Sarah Zagorski / 05 JAN 2015 – In 2013, 650 babies died under Holland’s assisted suicide law because their parents or doctors deemed their suffering too difficult to bear.
Although the law was designed to help terminally ill patients have a dignified death, the right to die has also been granted to a growing number of people who are physically healthy but have psychological problems. Official figures show that 13 patients suffering from mental illness were euthanized in 2011; by 2013 this number had risen to 42 patients.
And it is not just adults who are being euthanized. According to the Royal Dutch Medical Association, as many as 650 babies are killed by doctors each year because they are deemed to be in pain or facing a life of suffering.
Writing in the National Review, Wesley J Smith, senior fellow at the Discovery Institute’s Center on Human Exceptionalism has called on those who support assisted dying to “stop pretending assisted suicide is about terminal illness and admit it is much more about disability–which is why the disability rights movement remains so opposed as they are the primary targets. It is about allowing killing as an acceptable answer to many causes of suffering, whether terminal or chronic disease, disability, mental illness, or existential despair.”
Thankfully, according to Breitbart News, these statistics have caused some supporters of the legislation to question their reasoning. Dutch Ethicist, Theo Boer, used to believe that “slippery slope” arguments were invalid and argued in support of assisted suicide legislation; but now he has a very different view.
He said, “I used to be a supporter of legislation. But now, with twelve years of experience, I take a different view. At the very least, wait for an honest and intellectually satisfying analysis of the reasons behind the explosive increase in the numbers. Is it because the law should have had better safeguards? Or is it because the mere existence of such a law is an invitation to see assisted suicide and euthanasia as a normality instead of a last resort? Before those questions are answered, don’t go there. Once the genie is out of the bottle, it is not likely to ever go back in again.”

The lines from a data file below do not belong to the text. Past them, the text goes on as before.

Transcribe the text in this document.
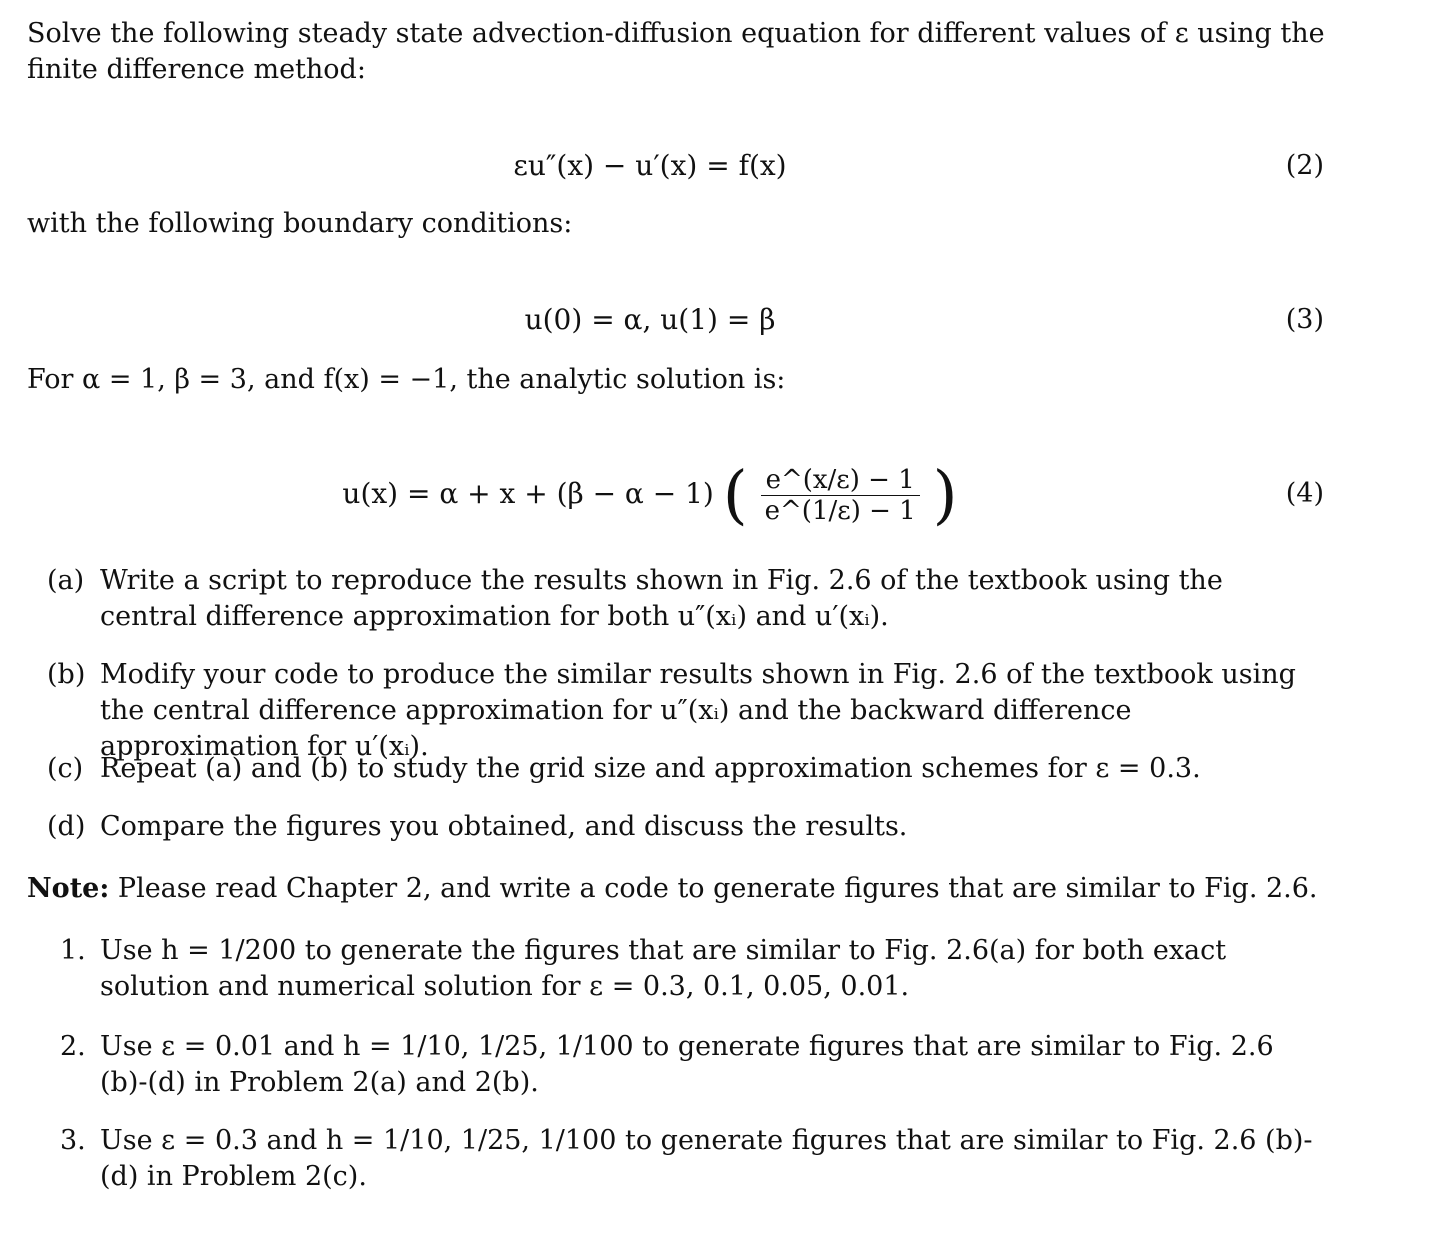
Solve the following steady state advection-diffusion equation for different values of ε using the finite difference method:

εu″(x) − u′(x) = f(x)	(2)

with the following boundary conditions:

u(0) = α, u(1) = β	(3)

For α = 1, β = 3, and f(x) = −1, the analytic solution is:

u(x) = α + x + (β − α − 1) ( $\frac{e\^{}(x/\varepsilon) - 1}{e\^{}(1/\varepsilon) - 1}$ )	(4)
(a) Write a script to reproduce the results shown in Fig. 2.6 of the textbook using the central difference approximation for both u″(xᵢ) and u′(xᵢ).
(b) Modify your code to produce the similar results shown in Fig. 2.6 of the textbook using the central difference approximation for u″(xᵢ) and the backward difference approximation for u′(xᵢ).
(c) Repeat (a) and (b) to study the grid size and approximation schemes for ε = 0.3.
(d) Compare the figures you obtained, and discuss the results.

Note: Please read Chapter 2, and write a code to generate figures that are similar to Fig. 2.6.

1. Use h = 1/200 to generate the figures that are similar to Fig. 2.6(a) for both exact solution and numerical solution for ε = 0.3, 0.1, 0.05, 0.01.
2. Use ε = 0.01 and h = 1/10, 1/25, 1/100 to generate figures that are similar to Fig. 2.6 (b)-(d) in Problem 2(a) and 2(b).
3. Use ε = 0.3 and h = 1/10, 1/25, 1/100 to generate figures that are similar to Fig. 2.6 (b)-(d) in Problem 2(c).
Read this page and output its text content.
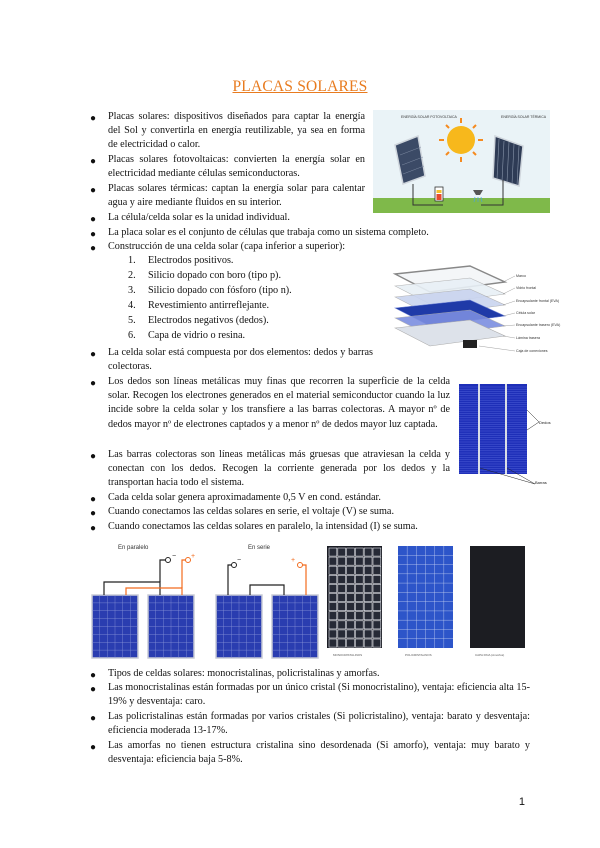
PLACAS SOLARES
● Placas solares: dispositivos diseñados para captar la energía del Sol y convertirla en energía reutilizable, ya sea en forma de electricidad o calor.
● Placas solares fotovoltaicas: convierten la energía solar en electricidad mediante células semiconductoras.
● Placas solares térmicas: captan la energía solar para calentar agua y aire mediante fluidos en su interior.
● La célula/celda solar es la unidad individual.
● La placa solar es el conjunto de células que trabaja como un sistema completo.
● Construcción de una celda solar (capa inferior a superior):
1. Electrodos positivos.
2. Silicio dopado con boro (tipo p).
3. Silicio dopado con fósforo (tipo n).
4. Revestimiento antirreflejante.
5. Electrodos negativos (dedos).
6. Capa de vidrio o resina.
● La celda solar está compuesta por dos elementos: dedos y barras colectoras.
● Los dedos son líneas metálicas muy finas que recorren la superficie de la celda solar. Recogen los electrones generados en el material semiconductor cuando la luz incide sobre la celda solar y los transfiere a las barras colectoras. A mayor nº de dedos mayor nº de electrones captados y a menor nº de dedos mayor luz captada.
● Las barras colectoras son líneas metálicas más gruesas que atraviesan la celda y conectan con los dedos. Recogen la corriente generada por los dedos y la transportan hacia todo el sistema.
● Cada celda solar genera aproximadamente 0,5 V en cond. estándar.
● Cuando conectamos las celdas solares en serie, el voltaje (V) se suma.
● Cuando conectamos las celdas solares en paralelo, la intensidad (I) se suma.
● Tipos de celdas solares: monocristalinas, policristalinas y amorfas.
● Las monocristalinas están formadas por un único cristal (Si monocristalino), ventaja: eficiencia alta 15-19% y desventaja: caro.
● Las policristalinas están formadas por varios cristales (Si policristalino), ventaja: barato y desventaja: eficiencia moderada 13-17%.
● Las amorfas no tienen estructura cristalina sino desordenada (Si amorfo), ventaja: muy barato y desventaja: eficiencia baja 5-8%.
ENERGÍA SOLAR FOTOVOLTAICA	ENERGÍA SOLAR TÉRMICA
Marco
Vidrio frontal
Encapsulante frontal (EVA)
Célula solar
Encapsulante trasero (EVA)
Lámina trasera
Caja de conexiones
Dedos
Barras
En paralelo	En serie
− +
−	+
MONOCRISTALINOS	POLICRISTALINOS	CAPA FINA (Amorfos)
1
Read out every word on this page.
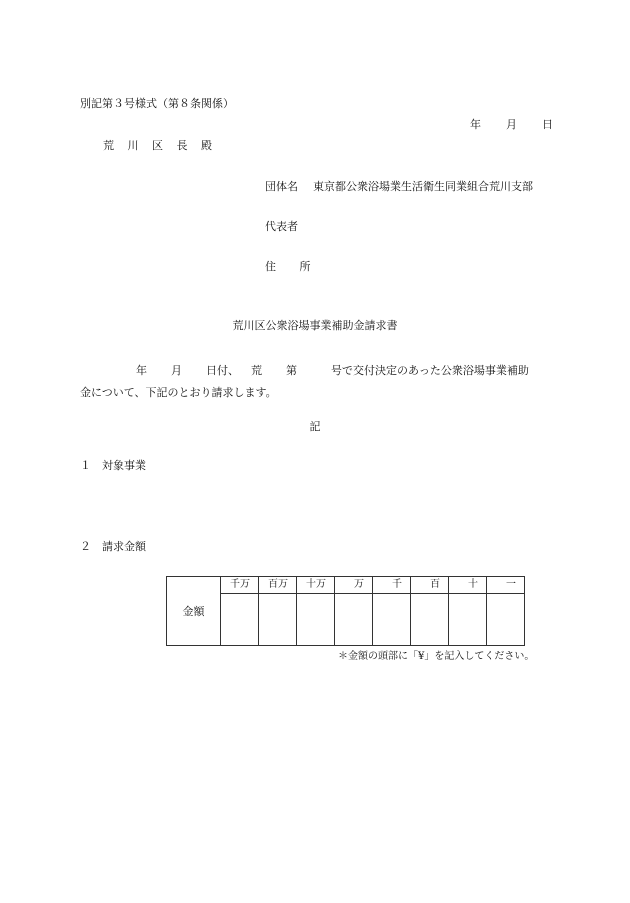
別記第３号様式（第８条関係）
年 月 日
荒 川 区 長 殿
団体名 東京都公衆浴場業生活衛生同業組合荒川支部
代表者
住 所
荒川区公衆浴場事業補助金請求書
年 月 日付、 荒 第	号で交付決定のあった公衆浴場事業補助
金について、下記のとおり請求します。
記
１ 対象事業
２ 請求金額
金額	千万	百万	十万	万	千	百	十	一

＊金額の頭部に「¥」を記入してください。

Meanwhile, a recent article in the Daily Mail highlights the problem with our society’s growing acceptance of assisted suicide.
In the article, the author starts by sharing the story of Andre Verhoeven, a man who chose to end his own life through lethal injection in the Netherlands. Andre was a schoolteacher and had plans to retire and travel the world with his wife, Dora.
However, at the age of 65, he was diagnosed with acute leukaemia, a cancer of the blood. Currently, there is no cure for this horrific disease and because of the complications, Andre became paralyzed from the neck down.
His daughter, Bregje, said, “His end was so peaceful. Once my father had decided on euthanasia, he was relieved. He was looking forward to the date he would die. In the last few days he was able to say goodbye to his family, his friends, to talk about old times.” This story is definitely heart wrenching but stories like this are fairly commonplace in discussions concerning assisted suicide. When we think of someone who chooses to commit suicide, we think of terminal patients like Andre who simply don’t want to suffer anymore. But what many people are unaware of is that assisted suicide advocates promote the euthanasia and suicide of non-terminal patients.
For example, the author of the Daily Mail article, Sue Reid, also shares the story of a woman whose assisted suicide choice paints a fuller picture of what’s going on in some parts of Europe.
She writes “In Holland I also spoke to the family of a 47-year-old woman with tinnitus, a persistent ringing in the ears, who ended her life last March with the help of an ‘Life End’ clinic. Gaby Olthuis, a divorcee, was a brilliant clarinet player, but said she suffered ‘24-hour noise’ in her head, ‘like a train screeching or someone scratching their nails on a chalk board’. She explained: ‘I look healthy from the outside, but inside I am being tortured.’
To end her suffering, she was given a lethal potion to drink by one of the clinic’s doctors at her home. Shockingly, she left behind two teenagers, a boy of 13 and girl of 15. Her mother Joan explained: ‘Gaby told the children that she was planning to die, she was in pain and there was no cure for her. The euthanasia was agreed by doctors and she said her goodbyes and had time to organize her memorial service. She died a month later. Of course the children miss her badly, but they understand her decision.” So in other words, Gaby legally killed herself because of persistent ringing in her ears. Now, we shouldn’t make light of her suffering, but most people would agree that this is absolutely outrageous.
In Holland, mentally ill patients are dying as well. In 2013, 42 psychiatric patients died through euthanasia, which is three times as many that died in 2012. Some of these patients chose to end their own lives but for others, their family members made the choice.
In the National Review, Wesley J. Smith, a senior fellow at the Discovery Institute’s Center on Human Exceptionalism said we should “stop pretending assisted suicide is about terminal illness and admit it is much more about disability–which is why the disability rights movement remains so opposed as they are the primary targets. It is about allowing killing as an acceptable answer to many causes of suffering, whether terminal or chronic disease, disability, mental illness, or existential despair.”
Here’s the unavoidable problem with assisted suicide legislation: today, we’re legally killing the terminally ill and the sick but assisted suicide laws won’t stop there, instead they will open Pandora’s box to all sorts of “justifiable” killing.